A presença feminina é maior em propriedades de até 20 hectares, especialmente nas atividades ligadas à agricultura familiar. Os dados fazem parte do estudo *Mulheres nas Cadeias de Valor do Agronegócio Brasileiro*, divulgado pela Fundação IDH e baseado em revisão bibliográfica sobre a participação das mulheres na gestão rural no século 21.
O levantamento aponta ainda que o trabalho feminino no campo segue menos valorizado do que o masculino. Entre as mulheres do setor, 17,4% recebem mais de três salários mínimos, índice inferior ao observado entre os homens, que chega a 29,8%.
A pesquisa analisou a atuação feminina em seis cadeias produtivas do agronegócio: pecuária, cacau, citros, soja, café e cana-de-açúcar.
A pecuária é o segmento com maior participação de mulheres na liderança. Em 33% das propriedades com produção pecuária, elas estão no comando.

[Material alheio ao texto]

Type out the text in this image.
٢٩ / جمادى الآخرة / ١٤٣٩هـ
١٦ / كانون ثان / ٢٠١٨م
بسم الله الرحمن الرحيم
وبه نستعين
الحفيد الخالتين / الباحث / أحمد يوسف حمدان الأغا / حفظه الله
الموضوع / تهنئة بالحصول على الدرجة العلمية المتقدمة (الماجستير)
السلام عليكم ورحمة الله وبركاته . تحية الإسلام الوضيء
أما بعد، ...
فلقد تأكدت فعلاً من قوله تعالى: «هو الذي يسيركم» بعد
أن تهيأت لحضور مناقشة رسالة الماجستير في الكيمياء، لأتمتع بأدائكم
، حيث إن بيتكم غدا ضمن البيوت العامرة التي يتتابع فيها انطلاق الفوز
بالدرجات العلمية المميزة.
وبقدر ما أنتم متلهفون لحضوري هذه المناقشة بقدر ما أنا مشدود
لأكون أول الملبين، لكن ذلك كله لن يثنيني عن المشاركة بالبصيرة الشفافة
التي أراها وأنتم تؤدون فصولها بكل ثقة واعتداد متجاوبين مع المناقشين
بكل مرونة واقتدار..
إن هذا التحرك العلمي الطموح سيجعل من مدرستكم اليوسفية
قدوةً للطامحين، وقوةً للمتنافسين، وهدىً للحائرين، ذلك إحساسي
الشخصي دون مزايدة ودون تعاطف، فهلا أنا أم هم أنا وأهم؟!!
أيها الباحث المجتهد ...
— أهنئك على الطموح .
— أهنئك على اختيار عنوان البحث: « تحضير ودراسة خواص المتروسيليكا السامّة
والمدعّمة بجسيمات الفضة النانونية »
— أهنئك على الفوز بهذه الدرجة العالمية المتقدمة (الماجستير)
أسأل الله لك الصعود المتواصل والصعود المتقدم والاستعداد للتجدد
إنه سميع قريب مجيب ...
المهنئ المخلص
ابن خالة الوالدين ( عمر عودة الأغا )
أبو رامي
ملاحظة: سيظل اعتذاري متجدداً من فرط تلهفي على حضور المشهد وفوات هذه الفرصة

No cacau, as mulheres gerem 22% das propriedades, sobretudo em unidades familiares localizadas na Bahia e no Pará.
Nas culturas de citros, como laranja, limão, tangerina, lima ácida e toranja, a gestão feminina aparece em 18% dos casos.
Na soja, principal cultura do agronegócio brasileiro, as mulheres representam 17% da força de trabalho na produção primária. O estudo mostra que o acesso aos cargos de gestão ainda enfrenta barreiras culturais.
No café, uma das culturas mais tradicionais do país, a presença feminina na administração dos estabelecimentos é de 13,2%. Quando estão à frente das propriedades, as mulheres concentram 43% da mão de obra, acima dos 24% verificados em áreas comandadas por homens.
A cana-de-açúcar apresenta os índices mais baixos entre as cadeias analisadas. As mulheres correspondem a 8,8% da força de trabalho e ocupam 5,4% dos postos de liderança.
Segundo a Fundação IDH, produtoras rurais têm papel relevante na adoção de práticas de inovação, com foco em responsabilidade social e conservação do solo. A entidade, sediada em Utrecht, nos Países Baixos, atua no Brasil em cadeias produtivas de Mato Grosso, Pará, Paraíba, Pernambuco e Rio Grande do Norte.